ALEGRIAS was recorded over several years on a rooftop in Cordoba, Spain but sounds like it was done in one magical take with the sun setting while gazing over a beautiful Andalucía vista.
My favourite song; the scary Tom Waitsian Saint Conformity also manages to contain the best couplet I’ve heard in many a year: “She went from being a small town looker / to dressing like an optimistic myopic hooker”- GENIUS!

Some of my favourite albums of the last 15 years have been from Tom Waits, Ry Cooder, Tom Russell, Robbie Robertson and Billy Bob Thornton and they are all a bit like this with the singer virtually talking over the lo-fi backbeat but ALEGRIAS tops everything that came before it with Gelb’s mixing traditional Country and Spanish Flamenco sounds then seamlessly sliding in his own ‘special formula’ to create a brand new sound that defies categorisation; until you translate ALEGRIAS to English and it becomes……. Joy.

- Maverick, The Country, Folk, Bluegrass and Roots Digital Magazine


Discography

Sno Angel Like You
Ogle Some Piano
The Listener
Lull Some Piano
Confluence

Photos

Bio

Let's redefine the meaning of crossover. The album recorded by Howe Gelb and a bunch of flamenco gypsies in Cordoba, Spain, sounds like absolutely nothing else you have ever heard before, yet it maintains the familiar flavour of the Arizona desert Gelb has been shaping throughout the years, both solo and as the leader of seminal alt.country pioneers Giant Sand. It flows as naturally as if it had always been there, waiting for someone to grasp its pieces and put them together.

Back when Howe Gelb used to live in the desert he only had three tapes he could listen to in his car: Tom Waits, Miles Davis and Tomatito, the virtuoso flamenco player. Many years later, a lucky combination of hazard and destiny found him jamming in a home studio in Cordoba (the studio has now gone professional and is named Recordoba after these sessions) with some local musicians: Lin Cortés, Juan Punky and Añil, Ramos, Inma, Ángela, Rocío, Prin' La Lá. Córdoba, the same city mentioned by Obama in a recent speech as an example of tolerance and cross of different cultures living together: Arabs, Jews and Christians lived together in Córdoba for centuries, and the town retains a certain magic atmosphere you can't find anywhere else.

The gypsies didn't speak English, but they could play Spanish guitar and cajon like only drunk devils can. Howe doesn't speak Spanish, apart from a few useful words he learnt by the Mexican border, but he's got a grainy voice that disarms any listener, and started playing piano in a way the gypsies had never seen. They all instantly fell in love with each other and played for hours without end. Words didn't work, but glances and chords did the job. That same night, in the room downstairs from the studio, Howe wrote four new songs inspired by the intensity of the moment.

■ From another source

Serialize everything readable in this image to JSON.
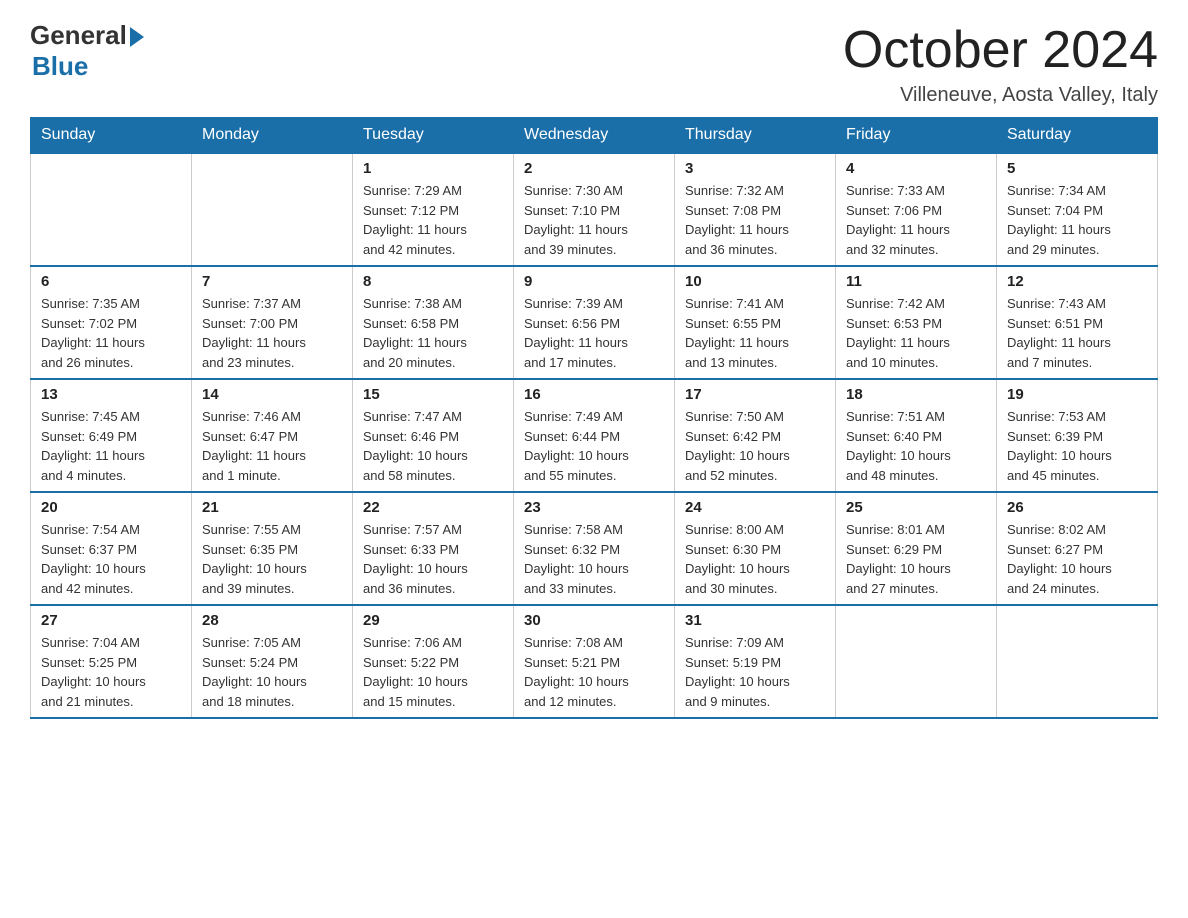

In the control room was Fernando Vacas, one of the Spanish top producers of the recent years (the man behind the enormous mainstream success of young Spanish female folk-singer Russian Red). Recording everything and thinking ahead: there might be a record there, not only a friendly meeting. New songs, new sound, a million ideas in his head. On the second session, Raimundo Amador popped in, and that unleashed the magic and took it to even higher grounds. Raimundo is a huge star in Spain, a super talented guitar player who has played with the likes of Björk and B.B. King. He invented the crossover between flamenco and psychedelic rock back in the late 70's with his bands Veneno and Pata Negra, and his contributions to the album are truly mindblowing, including a superb pure flamenco guitar introduction to one of the main tracks on the album, "Cowboy Boots on Cobblestones".

Mixed in Bristol by John Parish, this yet untitled album by Howe Gelb and friends is still a country-folk record, but it has soaked the flamenco flavour and it added bits and pieces of Mexican folk, Cuban and latin music, indie-rock, Morricone soundtracks. Gelb, Vacas, Amador and the rest have managed to capture the magic of this music and present it in the form of an astonishingly beautiful album.